View text source at Wikipedia
The Osaka International Peace Center (大阪国際平和センター, Ōsaka-kokusai-heiwa-sentā), also known as Peace Osaka (ピースおおさか, Pīsu-Ōsaka), is a peace museum established in August 1991 based in the city of Osaka, Japan. It focuses on the destruction of the city during World War II and the broader themes of the tragedy of war and the importance of peace. It is funded by Osaka city and Osaka Prefecture.[1]
In 2015, after pressures by members of the Japan Innovation Party, exhibits were changed; the section on U.S. air raids in Osaka Prefecture between December 1944 and August 1945 was expanded and items related to Japan's actions in Asia were removed.[2] The spirit of the museum was radically altered and transformed: it became a conservative museum.[3]
The museum was established in 1991 and was rare in Japan for showing the atrocities committed by Japan as well as the tragedies suffered by Japanese people.[4] In 2000 it hosted a symposium by the Osaka-based historical revisionist group "Society to Correct the Biased Display of War-Related Materials" with Shūdō Higashinakano of Asia University as the keynote speaker.[5][6] A Chinese government spokesperson stated that hosting the event would hurt the Osaka bid for the 2008 Summer Olympics.[7] Osaka later became the first city to be eliminated from the bidding process, with the games later being awarded to Beijing.[8]
Since opening, the museums exhibits were described as "masochistic" by conservative groups. In September 2013 the museum unveiled a plan to put more emphasis on the Bombing of Osaka during World War II. There was a possibility that exhibits dealing with Japanese war crimes may be reduced.[1] When it became clear that the plans were to "drastically" reduce the material on Japan's aggression, the Japan Times printed an editorial calling on the museum to reconsider and stated that "The plan by the center — which is dedicated to studies of the war and efforts to foster peace — contradicts its purported independence."[9]
Exhibition Room A, on the second floor of the Osaka International Peace Center, covered the bombing of Osaka and other factors of Japanese domestic life during the last four years of the Pacific War, mentioning neighborhood associations, school mobilization, nationalistic textbooks, and civil defense measures.[10]
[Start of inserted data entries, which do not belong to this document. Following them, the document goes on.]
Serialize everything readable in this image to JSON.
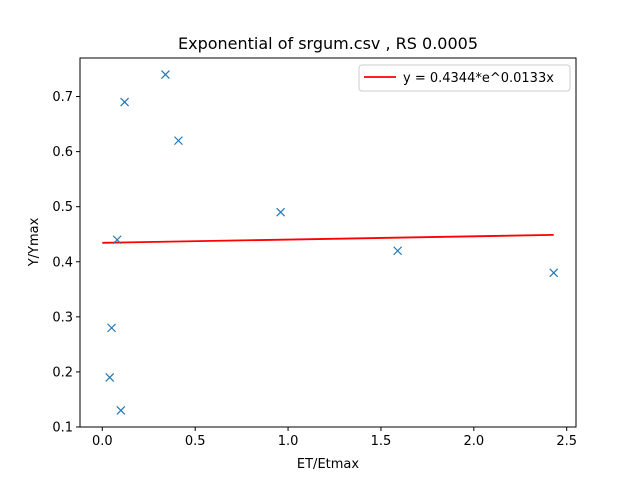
{
  "chart_data": {
    "type": "scatter",
    "title": "Exponential of srgum.csv , RS 0.0005",
    "xlabel": "ET/Etmax",
    "ylabel": "Y/Ymax",
    "xlim": [
      -0.12,
      2.55
    ],
    "ylim": [
      0.1,
      0.77
    ],
    "x_ticks": [
      0.0,
      0.5,
      1.0,
      1.5,
      2.0,
      2.5
    ],
    "x_tick_labels": [
      "0.0",
      "0.5",
      "1.0",
      "1.5",
      "2.0",
      "2.5"
    ],
    "y_ticks": [
      0.1,
      0.2,
      0.3,
      0.4,
      0.5,
      0.6,
      0.7
    ],
    "y_tick_labels": [
      "0.1",
      "0.2",
      "0.3",
      "0.4",
      "0.5",
      "0.6",
      "0.7"
    ],
    "grid": false,
    "legend_position": "top-right",
    "series": [
      {
        "kind": "markers",
        "marker": "x",
        "color": "#1f77b4",
        "points": [
          {
            "x": 0.34,
            "y": 0.74
          },
          {
            "x": 0.12,
            "y": 0.69
          },
          {
            "x": 0.41,
            "y": 0.62
          },
          {
            "x": 0.96,
            "y": 0.49
          },
          {
            "x": 0.08,
            "y": 0.44
          },
          {
            "x": 1.59,
            "y": 0.42
          },
          {
            "x": 2.43,
            "y": 0.38
          },
          {
            "x": 0.05,
            "y": 0.28
          },
          {
            "x": 0.04,
            "y": 0.19
          },
          {
            "x": 0.1,
            "y": 0.13
          }
        ]
      },
      {
        "kind": "line",
        "name": "y = 0.4344*e^0.0133x",
        "color": "#ff0000",
        "points": [
          {
            "x": 0.0,
            "y": 0.4344
          },
          {
            "x": 2.43,
            "y": 0.4488
          }
        ]
      }
    ]
  }
}
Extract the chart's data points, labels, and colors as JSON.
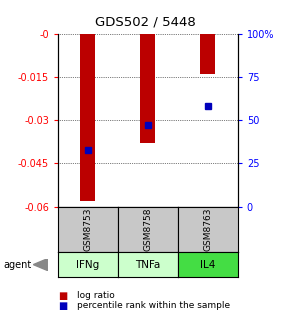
{
  "title": "GDS502 / 5448",
  "samples": [
    "GSM8753",
    "GSM8758",
    "GSM8763"
  ],
  "agents": [
    "IFNg",
    "TNFa",
    "IL4"
  ],
  "log_ratios": [
    -0.058,
    -0.038,
    -0.014
  ],
  "percentile_ranks": [
    33,
    47,
    58
  ],
  "ylim_left": [
    -0.06,
    0.0
  ],
  "ylim_right": [
    0,
    100
  ],
  "yticks_left": [
    -0.06,
    -0.045,
    -0.03,
    -0.015,
    0.0
  ],
  "yticks_right": [
    0,
    25,
    50,
    75,
    100
  ],
  "ytick_labels_left": [
    "-0.06",
    "-0.045",
    "-0.03",
    "-0.015",
    "-0"
  ],
  "ytick_labels_right": [
    "0",
    "25",
    "50",
    "75",
    "100%"
  ],
  "bar_color": "#bb0000",
  "dot_color": "#0000bb",
  "agent_colors": [
    "#ccffcc",
    "#ccffcc",
    "#44dd44"
  ],
  "sample_bg_color": "#c8c8c8",
  "bar_width": 0.25,
  "background_color": "#ffffff",
  "legend_bar_label": "log ratio",
  "legend_dot_label": "percentile rank within the sample"
}
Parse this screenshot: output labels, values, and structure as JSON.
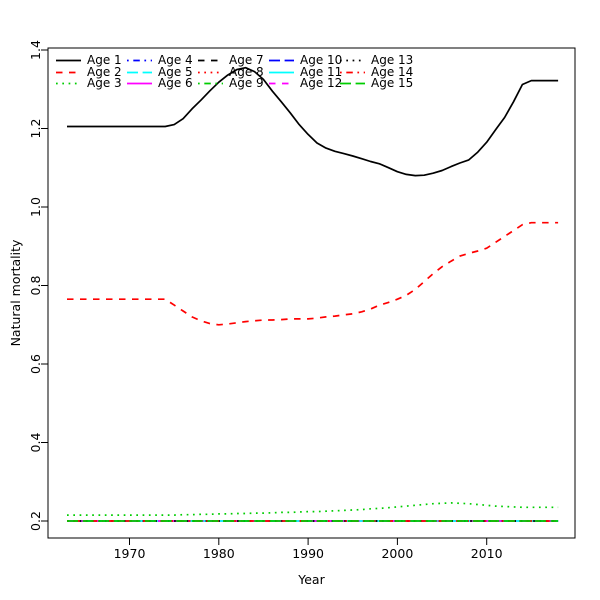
{
  "window": {
    "background": "#ffffff"
  },
  "chart_data": {
    "type": "line",
    "title": "",
    "xlabel": "Year",
    "ylabel": "Natural mortality",
    "x_ticks": [
      1970,
      1980,
      1990,
      2000,
      2010
    ],
    "x_tick_labels": [
      "1970",
      "1980",
      "1990",
      "2000",
      "2010"
    ],
    "y_ticks": [
      0.2,
      0.4,
      0.6,
      0.8,
      1.0,
      1.2,
      1.4
    ],
    "y_tick_labels": [
      "0.2",
      "0.4",
      "0.6",
      "0.8",
      "1.0",
      "1.2",
      "1.4"
    ],
    "xlim": [
      1960.9,
      2019.9
    ],
    "ylim": [
      0.155,
      1.405
    ],
    "grid": false,
    "legend": {
      "position": "top-left",
      "columns": 5,
      "rows": 3,
      "box": false
    },
    "years": [
      1963,
      1964,
      1965,
      1966,
      1967,
      1968,
      1969,
      1970,
      1971,
      1972,
      1973,
      1974,
      1975,
      1976,
      1977,
      1978,
      1979,
      1980,
      1981,
      1982,
      1983,
      1984,
      1985,
      1986,
      1987,
      1988,
      1989,
      1990,
      1991,
      1992,
      1993,
      1994,
      1995,
      1996,
      1997,
      1998,
      1999,
      2000,
      2001,
      2002,
      2003,
      2004,
      2005,
      2006,
      2007,
      2008,
      2009,
      2010,
      2011,
      2012,
      2013,
      2014,
      2015,
      2016,
      2017,
      2018
    ],
    "series": [
      {
        "name": "Age 1",
        "color": "#000000",
        "linestyle": "solid",
        "values": [
          1.205,
          1.205,
          1.205,
          1.205,
          1.205,
          1.205,
          1.205,
          1.205,
          1.205,
          1.205,
          1.205,
          1.205,
          1.21,
          1.225,
          1.25,
          1.272,
          1.296,
          1.318,
          1.336,
          1.35,
          1.355,
          1.345,
          1.325,
          1.295,
          1.268,
          1.24,
          1.21,
          1.185,
          1.163,
          1.15,
          1.142,
          1.136,
          1.13,
          1.123,
          1.116,
          1.11,
          1.1,
          1.09,
          1.083,
          1.08,
          1.081,
          1.086,
          1.093,
          1.103,
          1.112,
          1.12,
          1.14,
          1.165,
          1.197,
          1.228,
          1.268,
          1.312,
          1.322,
          1.322,
          1.322,
          1.322
        ]
      },
      {
        "name": "Age 2",
        "color": "#FF0000",
        "linestyle": "dashed",
        "values": [
          0.765,
          0.765,
          0.765,
          0.765,
          0.765,
          0.765,
          0.765,
          0.765,
          0.765,
          0.765,
          0.765,
          0.765,
          0.75,
          0.735,
          0.72,
          0.71,
          0.703,
          0.7,
          0.702,
          0.705,
          0.708,
          0.71,
          0.712,
          0.712,
          0.713,
          0.715,
          0.715,
          0.715,
          0.717,
          0.72,
          0.722,
          0.725,
          0.728,
          0.733,
          0.74,
          0.75,
          0.757,
          0.765,
          0.775,
          0.79,
          0.81,
          0.83,
          0.848,
          0.862,
          0.875,
          0.882,
          0.888,
          0.895,
          0.91,
          0.925,
          0.94,
          0.955,
          0.96,
          0.96,
          0.96,
          0.96
        ]
      },
      {
        "name": "Age 3",
        "color": "#00CD00",
        "linestyle": "dotted",
        "values": [
          0.215,
          0.215,
          0.215,
          0.215,
          0.215,
          0.215,
          0.215,
          0.215,
          0.215,
          0.215,
          0.215,
          0.215,
          0.215,
          0.216,
          0.216,
          0.217,
          0.217,
          0.218,
          0.218,
          0.219,
          0.219,
          0.22,
          0.22,
          0.221,
          0.222,
          0.222,
          0.223,
          0.224,
          0.224,
          0.225,
          0.226,
          0.227,
          0.228,
          0.229,
          0.231,
          0.232,
          0.234,
          0.236,
          0.238,
          0.24,
          0.242,
          0.244,
          0.245,
          0.246,
          0.245,
          0.244,
          0.242,
          0.24,
          0.238,
          0.237,
          0.236,
          0.235,
          0.235,
          0.235,
          0.235,
          0.235
        ]
      },
      {
        "name": "Age 4",
        "color": "#0000FF",
        "linestyle": "dotdash",
        "constant": 0.2
      },
      {
        "name": "Age 5",
        "color": "#00FFFF",
        "linestyle": "longdash",
        "constant": 0.2
      },
      {
        "name": "Age 6",
        "color": "#FF00FF",
        "linestyle": "solid",
        "constant": 0.2
      },
      {
        "name": "Age 7",
        "color": "#000000",
        "linestyle": "dashed",
        "constant": 0.2
      },
      {
        "name": "Age 8",
        "color": "#FF0000",
        "linestyle": "dotted",
        "constant": 0.2
      },
      {
        "name": "Age 9",
        "color": "#00CD00",
        "linestyle": "dotdash",
        "constant": 0.2
      },
      {
        "name": "Age 10",
        "color": "#0000FF",
        "linestyle": "longdash",
        "constant": 0.2
      },
      {
        "name": "Age 11",
        "color": "#00FFFF",
        "linestyle": "solid",
        "constant": 0.2
      },
      {
        "name": "Age 12",
        "color": "#FF00FF",
        "linestyle": "dashed",
        "constant": 0.2
      },
      {
        "name": "Age 13",
        "color": "#000000",
        "linestyle": "dotted",
        "constant": 0.2
      },
      {
        "name": "Age 14",
        "color": "#FF0000",
        "linestyle": "dotdash",
        "constant": 0.2
      },
      {
        "name": "Age 15",
        "color": "#00CD00",
        "linestyle": "longdash",
        "constant": 0.2
      }
    ]
  }
}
Exhibition Room B, on the first floor, covered the Greater East Asia Co-Prosperity Sphere and was critical of the Imperial Japanese Army's actions in East Asia. One panel was entitled "Invading the Asian Continent," and was accompanied by displays of the Imperial Japanese Army's involvement in the Second Sino-Japanese War. There is also a section on the annexation of Korea in 1909 and Korea under Japanese rule, ending with a note that "Japan has still many unsolved problems" regarding the human rights of the 680,000 resident Koreans in Japan today.[11]
Exhibition Room C, on the third floor, advocated the end of "disputes and wars over ethnic, religious, or ideological differences."[12] These exhibits focus on the threat of nuclear weapons, but also argue that starvation, poverty, and degradation of the global environment are threats to world peace. To emphasize these threats to peace, the museum includes a replica of the Doomsday Clock.